Cardiac Surgery Amid COVID-19:
In the early stages of the COVID-19 pandemic in Iran, general hospitals
provided healthcare services to patients; nevertheless, the drastic rise
in the number of infected cases in March 2020 resulted in the
overwhelming referral for COVID-19 infected cases to tertiary centers as
well. The additional strain on healthcare sectors rapidly led to the
curtailment of elective cardiac and noncardiac surgeries in the lockdown
period. The decline in the volume of elective cardiac surgeries was
palpable given that a considerable portion of such surgical patients
needed postoperative ICU care. Procedures were, thus, limited to
emergent and urgent scenarios, and even the number of patients with
aortic dissections and left main coronary artery lesions admitted to
cardiac surgery wards dropped significantly compared with a similar
period last year.
The Iranian Society of Cardiac Surgeons published a statement in
response to the postponement of elective cardiac procedures. (5) which
described multiple situations for patients with or without positive
tests for COVID-19. In patients with positive COVID-19 tests requiring
urgent or emergent cardiac surgeries, the decision to perform surgeries
should be based on the prognosis of the current disease and the
underlying comorbidities (Fig. 2). Moreover, the recommendations of the
COVID-19 team, consisting of cardiovascular surgeons, cardiologists,
cardiac anesthesiologists, intensive care specialists, infectious
disease specialists, and pulmonologists, should be considered in the
process. For patients not infected with COVID-19, it is generally
recommended that cardiac surgeries be performed in tertiary
cardiovascular centers such as Rajaie Cardiovascular Medical and
Research Center rather than in general hospitals, which were directly
involved with COVID-19 care.
Acute aortic dissection, mechanical heart valve thrombosis, and acute
coronary syndrome (especially with the left main disease) are considered
in need of prompt treatment even during the COVID-19 pandemic. However,
given the uncertainty in the future regarding fatalities of disease,
drawing a line to divide patients into specific categories is
impossible. As highlighted by other researchers, there is a need for new
clinical decision making processes and frameworks that help guide
patients to the appropriate treatment strategies (6).
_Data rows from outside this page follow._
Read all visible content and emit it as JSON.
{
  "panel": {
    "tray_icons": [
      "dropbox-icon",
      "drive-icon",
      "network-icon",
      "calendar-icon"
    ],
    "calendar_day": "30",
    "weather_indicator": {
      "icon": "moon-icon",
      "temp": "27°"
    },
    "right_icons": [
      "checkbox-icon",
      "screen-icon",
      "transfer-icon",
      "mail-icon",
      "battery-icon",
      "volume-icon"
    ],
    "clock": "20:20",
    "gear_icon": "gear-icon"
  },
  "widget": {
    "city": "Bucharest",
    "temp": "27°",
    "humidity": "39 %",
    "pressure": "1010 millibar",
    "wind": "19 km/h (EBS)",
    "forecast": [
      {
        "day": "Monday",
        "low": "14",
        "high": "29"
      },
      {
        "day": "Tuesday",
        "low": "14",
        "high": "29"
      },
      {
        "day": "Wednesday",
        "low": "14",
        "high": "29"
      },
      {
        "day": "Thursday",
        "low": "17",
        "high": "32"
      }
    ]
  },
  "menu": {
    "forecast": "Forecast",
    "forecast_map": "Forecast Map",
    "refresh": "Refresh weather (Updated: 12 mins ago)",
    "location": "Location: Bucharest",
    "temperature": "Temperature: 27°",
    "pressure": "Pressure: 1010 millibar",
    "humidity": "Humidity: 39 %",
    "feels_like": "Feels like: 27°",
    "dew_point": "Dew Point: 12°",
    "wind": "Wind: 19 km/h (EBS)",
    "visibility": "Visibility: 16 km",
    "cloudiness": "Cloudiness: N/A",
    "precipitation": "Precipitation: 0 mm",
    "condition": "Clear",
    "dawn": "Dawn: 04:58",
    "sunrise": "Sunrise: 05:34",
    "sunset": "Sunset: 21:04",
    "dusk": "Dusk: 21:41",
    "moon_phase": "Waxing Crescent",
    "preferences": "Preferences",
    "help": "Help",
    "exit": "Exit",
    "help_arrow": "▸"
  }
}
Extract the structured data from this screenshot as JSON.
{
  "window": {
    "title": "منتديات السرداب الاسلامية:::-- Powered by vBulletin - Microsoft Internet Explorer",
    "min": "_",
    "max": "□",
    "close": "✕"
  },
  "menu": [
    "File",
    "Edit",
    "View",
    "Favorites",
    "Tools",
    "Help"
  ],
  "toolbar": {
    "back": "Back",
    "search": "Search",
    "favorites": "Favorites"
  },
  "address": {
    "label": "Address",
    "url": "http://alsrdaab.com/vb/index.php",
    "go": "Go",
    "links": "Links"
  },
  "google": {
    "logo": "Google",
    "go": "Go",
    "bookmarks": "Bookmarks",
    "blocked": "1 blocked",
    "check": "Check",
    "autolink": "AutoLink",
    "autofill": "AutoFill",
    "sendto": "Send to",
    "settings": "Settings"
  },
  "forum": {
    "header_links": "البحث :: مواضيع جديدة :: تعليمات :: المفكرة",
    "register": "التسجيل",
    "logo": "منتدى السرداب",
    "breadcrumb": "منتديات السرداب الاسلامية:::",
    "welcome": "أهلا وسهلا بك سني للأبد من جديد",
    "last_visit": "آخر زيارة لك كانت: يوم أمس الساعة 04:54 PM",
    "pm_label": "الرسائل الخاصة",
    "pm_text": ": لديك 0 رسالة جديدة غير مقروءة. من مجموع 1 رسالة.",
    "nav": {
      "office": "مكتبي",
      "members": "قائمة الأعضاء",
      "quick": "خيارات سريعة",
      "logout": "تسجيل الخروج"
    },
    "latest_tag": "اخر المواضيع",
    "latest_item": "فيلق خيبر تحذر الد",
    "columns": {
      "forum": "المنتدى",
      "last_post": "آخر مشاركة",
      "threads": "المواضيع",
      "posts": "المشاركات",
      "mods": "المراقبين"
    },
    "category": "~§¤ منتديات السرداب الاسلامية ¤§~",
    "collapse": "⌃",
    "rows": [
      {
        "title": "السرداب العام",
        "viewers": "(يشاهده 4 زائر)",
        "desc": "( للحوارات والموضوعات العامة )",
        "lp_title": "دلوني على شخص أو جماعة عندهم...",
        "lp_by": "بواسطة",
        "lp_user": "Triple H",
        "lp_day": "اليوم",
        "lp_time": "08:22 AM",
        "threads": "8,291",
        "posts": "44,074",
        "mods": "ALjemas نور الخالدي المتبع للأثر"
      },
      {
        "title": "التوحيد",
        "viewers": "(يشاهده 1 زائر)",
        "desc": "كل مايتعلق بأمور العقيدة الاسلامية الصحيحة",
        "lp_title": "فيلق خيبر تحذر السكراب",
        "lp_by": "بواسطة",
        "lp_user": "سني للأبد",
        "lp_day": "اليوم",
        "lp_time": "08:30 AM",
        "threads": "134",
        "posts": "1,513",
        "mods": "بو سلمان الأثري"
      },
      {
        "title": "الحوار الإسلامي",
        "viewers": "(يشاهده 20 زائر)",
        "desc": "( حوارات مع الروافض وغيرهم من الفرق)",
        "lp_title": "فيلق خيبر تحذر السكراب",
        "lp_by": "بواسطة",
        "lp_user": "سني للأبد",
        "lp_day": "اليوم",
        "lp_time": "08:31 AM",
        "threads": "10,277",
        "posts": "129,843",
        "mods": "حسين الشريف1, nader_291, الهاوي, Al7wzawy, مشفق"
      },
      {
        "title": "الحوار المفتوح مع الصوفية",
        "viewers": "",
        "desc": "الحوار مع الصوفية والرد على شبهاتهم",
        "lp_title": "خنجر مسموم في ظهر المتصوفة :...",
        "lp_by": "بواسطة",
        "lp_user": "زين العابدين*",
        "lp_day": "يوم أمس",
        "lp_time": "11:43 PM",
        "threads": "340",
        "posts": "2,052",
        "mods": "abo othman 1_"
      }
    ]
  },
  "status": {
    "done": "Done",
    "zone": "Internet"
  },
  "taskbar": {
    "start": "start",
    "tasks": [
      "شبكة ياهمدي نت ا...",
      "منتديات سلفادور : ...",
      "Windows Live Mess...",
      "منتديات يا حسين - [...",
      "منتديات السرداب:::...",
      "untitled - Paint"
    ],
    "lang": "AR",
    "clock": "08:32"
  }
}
Healthcare providers constitute any country’s lynchpins of protection in
the face of calamities such as viral outbreaks, and their health and
safety are crucial both for efficient patient care and for disease
control. Previous experiences with severe acute respiratory syndrome
(SARS) and Middle East respiratory syndrome (MERS) outbreaks
demonstrated that healthcare providers were under extraordinary stress
and susceptible to infection. (7) The number of infected healthcare
personnel is a reasonable index of the adequacy of PPE and the extent of
healthcare environment exhaustion. According to an unofficial report
released on June 25, 2020, approximately 2000 healthcare workers were
diagnosed with COVID-19, with the number projected to reach 5000 by the
time the outbreak has been curbed. Only in the first 2 months of the
outbreak, around 110 healthcare providers, particularly general
physicians, died after COVID-19 infection.